Properties of Correlation

(i) `-1 le r (x,y) le 1`

(ii) If `r = 1`, then the coefficient of correlation is perfectly positive.

(iii) If `r =- 1`, the correlation is perfectly negative.

(iv) The correlation coefficient is a pure number independent of the unit of measurement.

(v) The coefficient of correlation is independent of the change in origin and scale.

(vi) If `-1 < r < 1`, it indicates the degree of linear relationship between `x` and `y`, where as its sign tells about the direction of relationship.

(vii) If `x` and `y` are two independent variables, `r = 0`.

(viii) If `r = 0, x` and `y` are said to be uncorrelated. It does not imply that the two variates are independent. `r (x, y)=0`

(ix) If `x` and `y` are random variables and `a, b, c` and `d` are any numbers such that `a =ne 0, c ne 0`, then

`r(ax+b, cy +d)=(|ac|)/(ac) r (x,y)`

LINES OF REGRESSION

The line of regression is the line which gives the best ,estimate to the value of one variable for any specific value of the other variable. Therefore, the line of regression is the line of best fit and is obtained by the principle of least squares.

Regression Analysis

(i) The line of regression of `y` on `x` or regression line of `y` on `x` is given by

`y- bar y = r (sigma_y)/(sigma_x) (X- bar x)`

(ii) The line of regression of `x` on `y` or regression line of `x` on `y` is given by `x-bar x= r (sigma_x)/(sigma_y) (y- bar y)`

(iii) Regression coefficient of `y` on `x`, is denoted by `yx`,

`b_(yx)= r (sigma_y)/(sigma_x) =(cov (x,y))/(sigma_x^2)`

(iv) Regression coefficient of `x` on `y`, is denoted by `xy`,

`b_(xy) = r (sigma_x)/(sigma_y) =(cov (x,y))/(sigma_y^2)`

(v) If `theta` is the angle between the two regression lines, then

`tan theta =((1-r^2))/(|r|) * (sigma_x sigma_y)/(sigma_x^2 + sigma_y^2)`

where , `tan theta=(M_2-M_1)/(1+ M_1 M_2)`

(a) If `r = 0, theta = pi/2`, then the two regression lines are perpendicular to each other.

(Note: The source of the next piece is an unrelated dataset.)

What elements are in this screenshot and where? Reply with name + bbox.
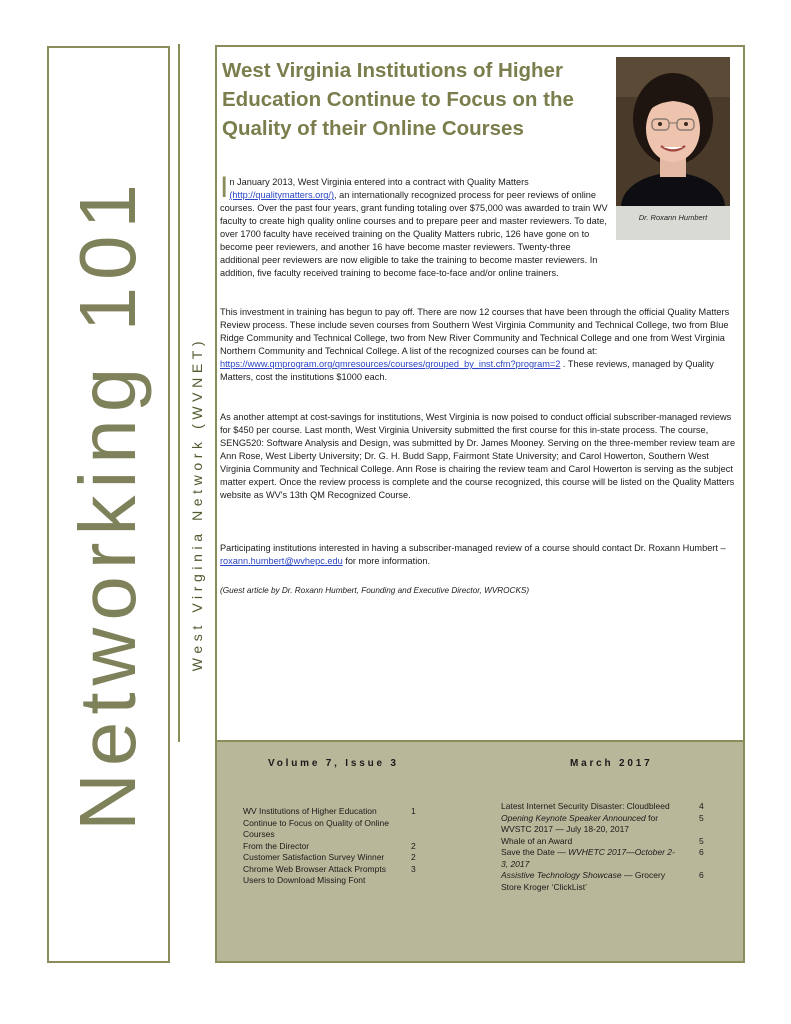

(b) If `r =1` or `- 1, theta = 0, pi` then the regression lines coincide.

Properties of the· Regression Coefficients

(i) Both regression coefficients and correlation coefficient r have the same sign.

(ii) Coefficient of correlation is the geometric mean between the regression coefficients.

(iii) If one of the regression coefficient is greater than unity, the other must be less than unity

`0 < | b_(xy) b_(yx) | le 1` , if `r ne 0`

i.e. if `| b_(xy) | > 1 , | b_(yx) | < 1`

(iv) Regression coefficients are independent of the change of origin but not of scale.

(v) Arithmetic mean of the regression coefficient is greater than the correlation coefficient.

(vi) The two lines of regression cut each other at the point `(x, y)`. Thus, on solving the two lines of regression, we get the values of means of the variables in the bivariate distribution.